余談ながらコンノート・エンジニアリングは、1950年にロドニー・クラークとマイク・オリバーによって設立されたイギリスの自動車会社で、レース用のハイパフォーマンスエンジンを作る傍ら、自らもF2やF1を製作してレースに参戦していた会社である。

さて、マイク・ヤングの元にやってきたロータスMk.10は、1955年9月8日に、新車として公道登録され、NBA806というレジストレーションナンバーが付けられた。マイクはこの車で同年のタルガフローリオ参戦を決断。同じくイギリス人で、当時F2のコンストラクター兼ドライバーとして活躍していたジェフ・リチャードソンを、コ・ドライバーとして抜擢。彼らはダンケルクとナポリフェリーを経由して、シチリア島まで自走してレースに参戦するという、途方もない長距離の移動を敢行したのである。このため、ロータスMk.10の中でも唯一、ヘッドライトをはじめとした灯火類をはじめから装備した車両で、これがエンジンと共にこの車を特徴づけたもうひとつのポイントであった。

勇躍ゼッケン80をつけて出走したマイクのロータスMk.10であったが、残念なことにピッコロマドニエを1周することなくレースを終えてしまった。最初は油圧の低下、次いでドライブミスで修復不能なほどのダメージをサスペンションに負ったためで、コ・ドライバーのジェフ・リチャードソンは、一度もステアリングを握ることなくリタイアとなった。
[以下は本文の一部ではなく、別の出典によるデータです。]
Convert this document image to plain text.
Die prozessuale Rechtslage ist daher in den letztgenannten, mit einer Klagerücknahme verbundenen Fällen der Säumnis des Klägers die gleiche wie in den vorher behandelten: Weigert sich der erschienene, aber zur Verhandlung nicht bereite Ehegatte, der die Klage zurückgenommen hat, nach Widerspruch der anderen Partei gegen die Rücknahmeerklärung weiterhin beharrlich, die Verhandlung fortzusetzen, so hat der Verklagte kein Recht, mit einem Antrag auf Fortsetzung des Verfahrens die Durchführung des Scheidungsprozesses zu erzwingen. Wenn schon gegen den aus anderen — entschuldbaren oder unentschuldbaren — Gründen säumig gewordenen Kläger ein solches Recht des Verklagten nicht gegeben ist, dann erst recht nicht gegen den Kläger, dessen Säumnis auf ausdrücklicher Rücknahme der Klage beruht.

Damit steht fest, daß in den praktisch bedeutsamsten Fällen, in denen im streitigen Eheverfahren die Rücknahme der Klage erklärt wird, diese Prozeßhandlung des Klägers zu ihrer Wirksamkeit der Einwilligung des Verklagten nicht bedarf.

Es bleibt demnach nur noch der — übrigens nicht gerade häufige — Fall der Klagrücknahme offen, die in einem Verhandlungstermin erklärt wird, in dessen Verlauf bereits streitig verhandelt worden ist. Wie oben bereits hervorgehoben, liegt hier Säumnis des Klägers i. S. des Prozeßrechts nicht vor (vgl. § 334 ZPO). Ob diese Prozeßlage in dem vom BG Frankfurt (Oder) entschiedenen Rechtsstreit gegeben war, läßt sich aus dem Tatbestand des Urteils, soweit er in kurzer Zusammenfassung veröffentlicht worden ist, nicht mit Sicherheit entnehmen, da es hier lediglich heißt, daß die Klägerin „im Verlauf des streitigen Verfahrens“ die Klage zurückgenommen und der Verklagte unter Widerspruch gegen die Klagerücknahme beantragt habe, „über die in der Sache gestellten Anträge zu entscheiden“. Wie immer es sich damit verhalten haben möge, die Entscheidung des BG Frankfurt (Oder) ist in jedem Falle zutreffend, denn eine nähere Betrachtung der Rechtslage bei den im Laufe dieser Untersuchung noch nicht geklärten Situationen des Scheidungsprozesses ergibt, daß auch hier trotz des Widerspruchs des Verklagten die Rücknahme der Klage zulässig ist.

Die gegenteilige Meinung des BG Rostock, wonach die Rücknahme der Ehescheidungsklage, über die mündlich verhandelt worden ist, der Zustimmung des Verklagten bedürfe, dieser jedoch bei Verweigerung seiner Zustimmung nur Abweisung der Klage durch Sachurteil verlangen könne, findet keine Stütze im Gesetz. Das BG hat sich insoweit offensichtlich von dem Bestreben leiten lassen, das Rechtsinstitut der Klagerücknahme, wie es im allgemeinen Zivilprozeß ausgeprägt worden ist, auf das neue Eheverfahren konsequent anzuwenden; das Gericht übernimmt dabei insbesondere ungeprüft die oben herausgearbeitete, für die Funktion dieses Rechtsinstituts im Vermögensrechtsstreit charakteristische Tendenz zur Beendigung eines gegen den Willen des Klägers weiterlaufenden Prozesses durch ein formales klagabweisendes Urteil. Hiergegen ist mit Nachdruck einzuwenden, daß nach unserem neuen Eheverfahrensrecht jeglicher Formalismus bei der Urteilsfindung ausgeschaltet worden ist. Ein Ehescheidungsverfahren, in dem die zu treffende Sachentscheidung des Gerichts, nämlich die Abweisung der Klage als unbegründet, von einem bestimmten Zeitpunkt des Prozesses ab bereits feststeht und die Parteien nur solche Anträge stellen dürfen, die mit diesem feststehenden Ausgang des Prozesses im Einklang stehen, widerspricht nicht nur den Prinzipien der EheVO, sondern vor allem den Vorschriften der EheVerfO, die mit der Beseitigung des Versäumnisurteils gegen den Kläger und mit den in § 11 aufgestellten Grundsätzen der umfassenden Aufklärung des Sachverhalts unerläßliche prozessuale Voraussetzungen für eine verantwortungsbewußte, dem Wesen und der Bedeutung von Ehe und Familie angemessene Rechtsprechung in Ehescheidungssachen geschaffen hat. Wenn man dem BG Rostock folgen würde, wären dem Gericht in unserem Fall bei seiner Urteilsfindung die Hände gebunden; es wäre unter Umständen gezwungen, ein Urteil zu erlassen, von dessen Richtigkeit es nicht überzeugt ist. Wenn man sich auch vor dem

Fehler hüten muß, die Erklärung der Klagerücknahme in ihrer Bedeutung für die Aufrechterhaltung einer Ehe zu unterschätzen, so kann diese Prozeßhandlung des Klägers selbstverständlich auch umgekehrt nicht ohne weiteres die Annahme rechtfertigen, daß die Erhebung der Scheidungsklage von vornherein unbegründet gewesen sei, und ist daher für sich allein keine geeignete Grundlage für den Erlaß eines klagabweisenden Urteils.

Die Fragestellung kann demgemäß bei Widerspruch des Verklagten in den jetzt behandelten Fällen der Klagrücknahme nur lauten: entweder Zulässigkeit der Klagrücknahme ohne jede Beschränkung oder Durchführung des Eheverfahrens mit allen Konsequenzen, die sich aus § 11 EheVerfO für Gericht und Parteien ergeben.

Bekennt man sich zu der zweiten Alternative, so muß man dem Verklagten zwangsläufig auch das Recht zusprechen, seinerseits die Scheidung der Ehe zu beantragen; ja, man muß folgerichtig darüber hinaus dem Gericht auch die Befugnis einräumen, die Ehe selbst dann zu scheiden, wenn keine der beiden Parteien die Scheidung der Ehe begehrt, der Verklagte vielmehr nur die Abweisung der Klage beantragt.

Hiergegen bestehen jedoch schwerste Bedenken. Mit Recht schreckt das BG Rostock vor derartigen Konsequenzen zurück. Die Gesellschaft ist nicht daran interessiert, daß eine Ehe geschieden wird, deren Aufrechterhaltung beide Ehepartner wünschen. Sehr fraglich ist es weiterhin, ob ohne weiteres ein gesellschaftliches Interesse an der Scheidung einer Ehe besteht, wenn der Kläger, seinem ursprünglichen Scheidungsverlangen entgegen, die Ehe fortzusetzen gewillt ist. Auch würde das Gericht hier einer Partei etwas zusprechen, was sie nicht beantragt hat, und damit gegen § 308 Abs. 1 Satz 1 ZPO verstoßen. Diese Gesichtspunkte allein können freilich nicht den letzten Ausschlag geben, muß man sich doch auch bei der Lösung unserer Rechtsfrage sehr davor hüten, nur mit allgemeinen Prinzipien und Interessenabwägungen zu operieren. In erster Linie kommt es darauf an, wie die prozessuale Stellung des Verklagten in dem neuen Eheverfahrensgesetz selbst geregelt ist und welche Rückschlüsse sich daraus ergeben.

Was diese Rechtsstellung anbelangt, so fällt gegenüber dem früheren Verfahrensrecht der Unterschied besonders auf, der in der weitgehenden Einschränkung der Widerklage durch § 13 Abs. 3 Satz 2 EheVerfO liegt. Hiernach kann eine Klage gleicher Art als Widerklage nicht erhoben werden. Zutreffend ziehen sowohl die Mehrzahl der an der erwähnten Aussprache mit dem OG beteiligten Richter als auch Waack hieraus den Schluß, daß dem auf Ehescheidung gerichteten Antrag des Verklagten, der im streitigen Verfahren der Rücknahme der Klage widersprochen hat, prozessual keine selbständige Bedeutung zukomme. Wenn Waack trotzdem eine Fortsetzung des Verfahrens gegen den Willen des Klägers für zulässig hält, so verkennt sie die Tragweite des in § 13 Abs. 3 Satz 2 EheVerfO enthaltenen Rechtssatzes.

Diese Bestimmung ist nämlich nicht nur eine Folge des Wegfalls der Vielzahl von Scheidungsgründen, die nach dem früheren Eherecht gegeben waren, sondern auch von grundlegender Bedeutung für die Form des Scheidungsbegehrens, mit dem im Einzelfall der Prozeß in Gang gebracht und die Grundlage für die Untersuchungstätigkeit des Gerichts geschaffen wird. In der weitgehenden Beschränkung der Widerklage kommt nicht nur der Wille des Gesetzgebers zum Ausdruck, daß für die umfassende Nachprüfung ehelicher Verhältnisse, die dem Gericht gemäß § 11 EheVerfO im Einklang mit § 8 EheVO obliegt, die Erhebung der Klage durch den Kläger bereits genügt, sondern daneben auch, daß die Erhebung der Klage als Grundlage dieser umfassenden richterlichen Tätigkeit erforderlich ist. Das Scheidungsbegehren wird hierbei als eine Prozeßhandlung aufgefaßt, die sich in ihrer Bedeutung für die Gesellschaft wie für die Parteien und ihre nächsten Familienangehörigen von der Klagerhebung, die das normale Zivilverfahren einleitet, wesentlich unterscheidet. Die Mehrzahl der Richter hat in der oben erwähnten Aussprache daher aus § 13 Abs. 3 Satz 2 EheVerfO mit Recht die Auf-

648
レース出場当時赤く塗られたボディのこの車はマイクの手から離れ、1965年には高価といわれたコンノートのエンジンを搭載したまま、295ポンドという価格で売りに出された。これを購入したのはF.シムズなる人物。その後レストアラーとして著名なバリー・シンプソンがこの車を入手して、ヒストリックレース出場を目的として、手のかかるコンノートエンジンからブリストルの2リッターユニットに換装した。その後さらに複数のオーナーを転々とした後、ロッソビアンコ博物館のピーター・カウスが入手することになる。

まさに数奇な運命を辿ったロータスMk.10である。